American John Park, the former Anglican archdeacon of Honduras and a resident of the Central American country for more than 17 years, summarized the situation succinctly: “What has happened can be called democracy in action. It was not a military coup, but just as a U.S. court may order the arrest of a citizen, the Honduran army acted on the orders of the Supreme Court to arrest a citizen who . . . was flouting the law and the constitution.”
Manuel Zelaya’s attempt to perpetuate himself in power was a naked bid to join the ranks of leftist Latin autocrats. Despite his claims to the contrary, he sought to undermine his country’s constitution in a manner made notorious by his mentor and financier Hugo Chávez. Just as cynical and hypocritical has been reaction of “world leaders,” most notably senior Obama administration figures.

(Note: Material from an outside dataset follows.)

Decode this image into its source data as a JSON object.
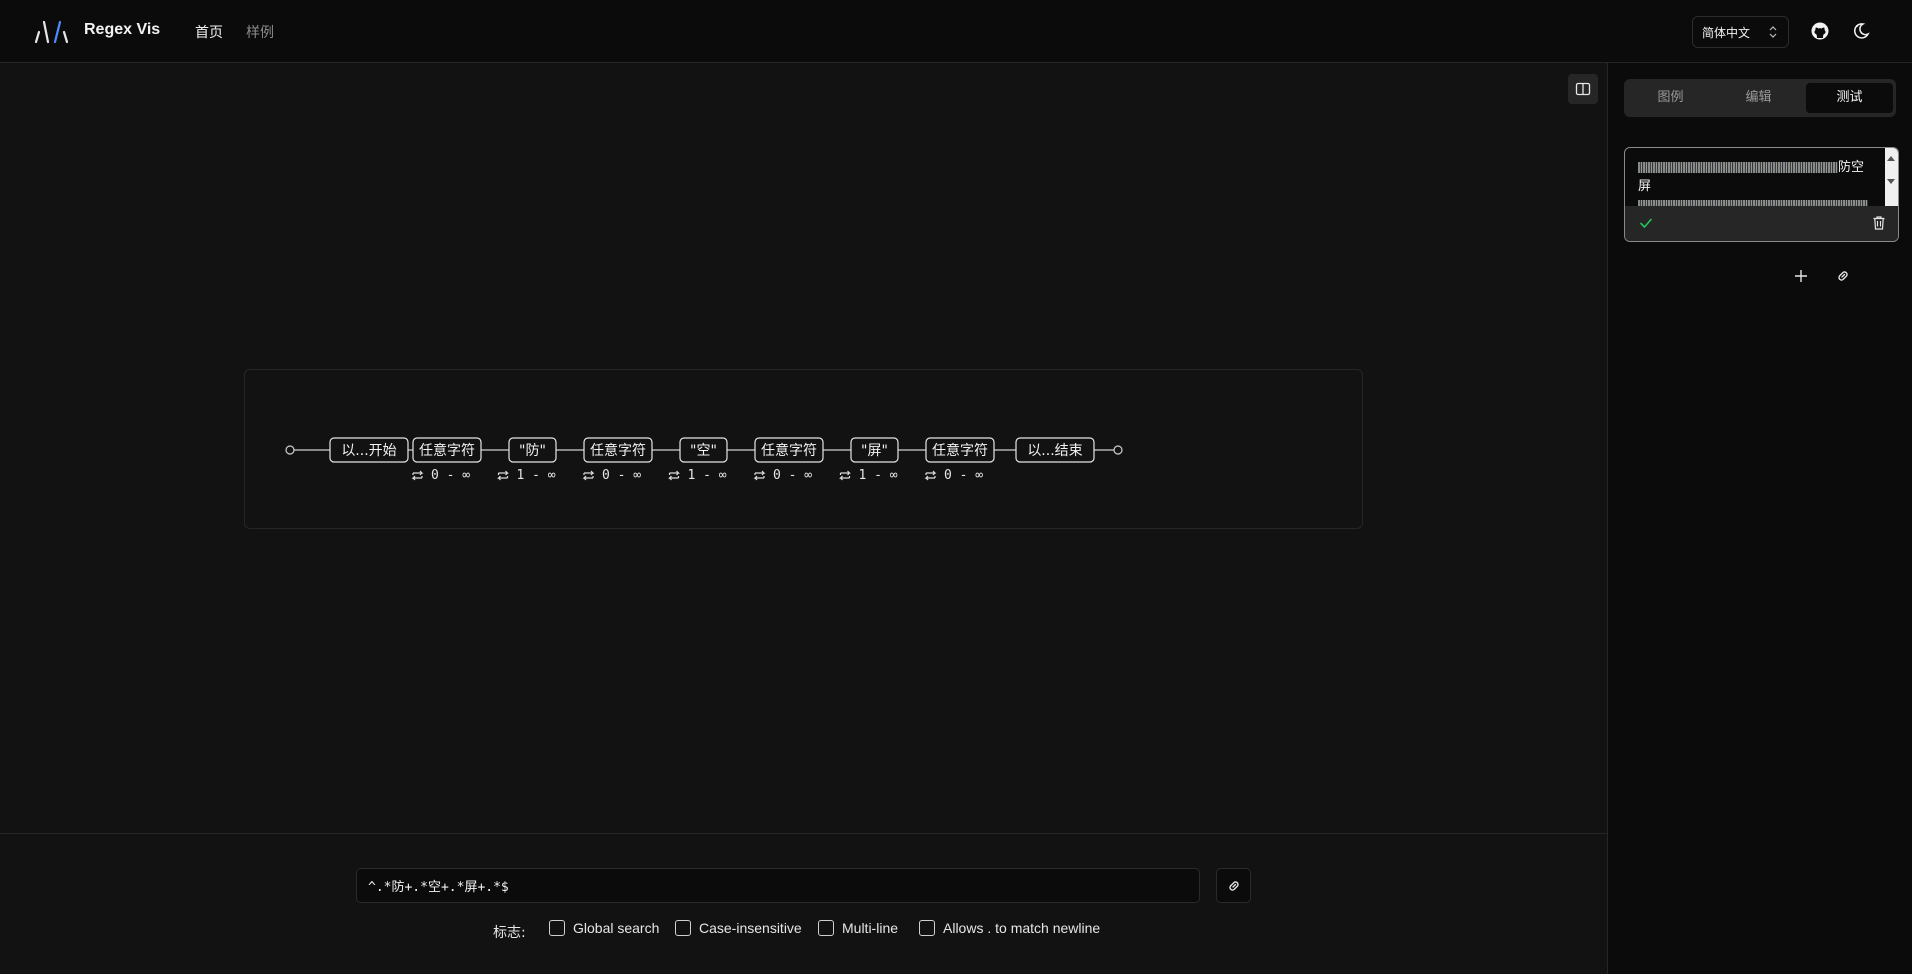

From Caracas, Roberto Bottome, the founder of Veneconomia — which for 30 years has been the country’s leading economic, political, and social analytical group — observed, “The knee-jerkers who have called for Zelaya to be restored as president of Honduras could have taken the time to find out what was really happening. Perhaps, just perhaps, they might have reacted differently once they learned it was Zelaya who was violating his country’s law and the constitution while all Honduran institutions, including the Supreme Court and Congress, had acted in strict observance of those laws and that Constitution.
“Zelaya defied the laws and constitution of his country. He was barred by the constitution — and the Courts — from holding a referendum on any subject in the six months prior to an election. Even so, he pressed ahead with his proposal for a referendum on a constitutional convention that would have allowed him to succeed himself as president.”
Let’s hope that someone at 1600 Pennsylvania Avenue or the State Department will recognize that Manuel Zelaya’s return to office would be an endorsement of chicanery, not a victory for democracy, and that Zelaya’s reinstallation as president would be seen as a major victory for Chávez and his cohorts.